For exactly two more aces and exactly two kings in 24 draws from a
deck of 51 cards (missing an ace), I also get
$$ \frac{{3 \choose 2}{4 \choose 2}{44 \choose 20}}{{51 \choose 24}} = 0.138,$$
(to three places), computed in R as:
18*choose(44, 20)/choose(51,24)
## 0.1380654
Here is a simulation of a million such draws with probabilities
correct to 2 or 3 places.
m = 10^6; nr.ace = nr.kng = numeric(m)
deck = 2:52 # aces are 1,2,3,4; kings 5,6.7,8
for (i in 1:m) {
draw = sample(deck, 24)
nr.ace[i] = sum(match(2:4, draw, nomatch=0)>0)
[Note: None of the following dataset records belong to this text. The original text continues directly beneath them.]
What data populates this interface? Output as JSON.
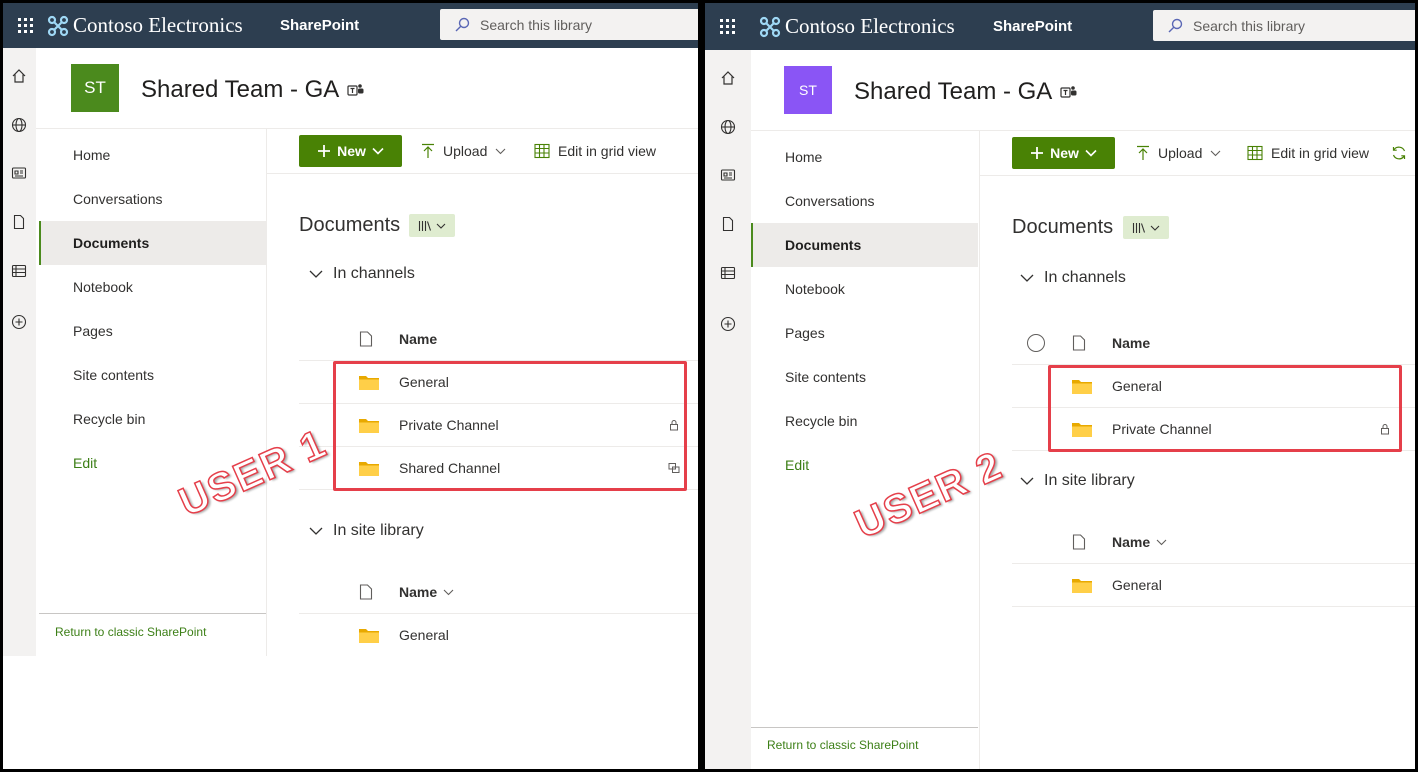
{
  "panel1": {
    "suite_bar": {
      "brand": "Contoso Electronics",
      "app": "SharePoint",
      "search_placeholder": "Search this library"
    },
    "site": {
      "logo_text": "ST",
      "title": "Shared Team - GA"
    },
    "nav": {
      "items": [
        "Home",
        "Conversations",
        "Documents",
        "Notebook",
        "Pages",
        "Site contents",
        "Recycle bin"
      ],
      "active": "Documents",
      "edit": "Edit",
      "footer": "Return to classic SharePoint"
    },
    "command_bar": {
      "new": "New",
      "upload": "Upload",
      "grid": "Edit in grid view"
    },
    "library_title": "Documents",
    "groups": [
      {
        "title": "In channels",
        "column": "Name",
        "rows": [
          {
            "name": "General",
            "status": ""
          },
          {
            "name": "Private Channel",
            "status": "lock-icon"
          },
          {
            "name": "Shared Channel",
            "status": "shared-icon"
          }
        ]
      },
      {
        "title": "In site library",
        "column": "Name",
        "rows": [
          {
            "name": "General",
            "status": ""
          }
        ]
      }
    ],
    "annotation": "USER 1"
  },
  "panel2": {
    "suite_bar": {
      "brand": "Contoso Electronics",
      "app": "SharePoint",
      "search_placeholder": "Search this library"
    },
    "site": {
      "logo_text": "ST",
      "title": "Shared Team - GA"
    },
    "nav": {
      "items": [
        "Home",
        "Conversations",
        "Documents",
        "Notebook",
        "Pages",
        "Site contents",
        "Recycle bin"
      ],
      "active": "Documents",
      "edit": "Edit",
      "footer": "Return to classic SharePoint"
    },
    "command_bar": {
      "new": "New",
      "upload": "Upload",
      "grid": "Edit in grid view"
    },
    "library_title": "Documents",
    "groups": [
      {
        "title": "In channels",
        "column": "Name",
        "rows": [
          {
            "name": "General",
            "status": ""
          },
          {
            "name": "Private Channel",
            "status": "lock-icon"
          }
        ]
      },
      {
        "title": "In site library",
        "column": "Name",
        "rows": [
          {
            "name": "General",
            "status": ""
          }
        ]
      }
    ],
    "annotation": "USER 2"
  },
  "colors": {
    "suite_bar": "#2d3e50",
    "accent": "#498205",
    "highlight": "#e53f4a",
    "logo_user1": "#4b8a1d",
    "logo_user2": "#8a55f5"
  }
}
nr.kng[i] = sum(match(5:8, draw, nomatch=0)>0) }
mean(nr.ace == 2)
## 0.357932
mean(nr.kng == 2)
## 0.387775
mean(nr.ace==2 & nr.kng==2)
## 0.137598 # approx 0.138 as in exact combinatorial result
mean(nr.ace==1 & nr.kng==3)
## 0.092077
AK = as.data.frame(cbind(nr.ace,nr.kng))
table(AK)/m
nr.kng
## nr.ace 0 1 2 3 4
## 0 0.007532 0.035196 0.055101 0.035380 0.007596
## 1 0.026295 0.109556 0.157987 0.092077 0.018387
## 2 0.027684 0.105594 0.137598 0.073657 0.013399
## 3 0.008706 0.030502 0.037089 0.017775 0.002889
The approximate probability of $P(A = 2, K = 2)$ is found in
cell $(2,2)$ of the table. The approximate probability $P(A = 1, K = 3)$ is in cell $(1, 3).$
Related probabilities can also be approximated from the table.
For example, the total probability
$P(A = 2) \approx 0.358$ is found separately in the printout
above and as the total of row 2 of the table.
sum(c(0.027684, 0.105594, 0.137598, 0.073657, 0.013399))
## 0.357932
Its exact
probability (to three places) is
$$ \frac{{3 \choose 2}{48 \choose 23}}{{51 \choose 24}} = 0.358,$$
3*choose(48, 22)/choose(51, 24)
## 0.3578391
However, to get the probability of either 'two aces and two kings' OR
'one ace and three kings', you should add only two entries in
the table $(2,2)$ and $(1,3).$
Addendum: 'Expanded' R code, demonstrating method of counting aces (cards 2 through 4) in 24 draws:
draw = sample(deck, 24); draw # list of 24 cards drawn w/o replacement
## 17 40 46 51 44 30 50 24 4 7 52 31 13 28 25 18 22 42 3 5 43 48 19 8
ace.posn = match(2:4, draw, nomatch=0); ace.posn
## 0 19 9 # card 2 not drawn, 19th was card 3, 9th was card 4
tf.aces = (ace.posn > 0); tf.aces
## FALSE TRUE TRUE # TRUE for each ace found
nr.aces = sum(tf.aces); nr.aces # counts TRUE's
## 2 # count of aces in 'draw' is stored in vector 'nr.ace'
The count of the number of aces in a 'draw' does not depend on which aces or their order. This is done a million times.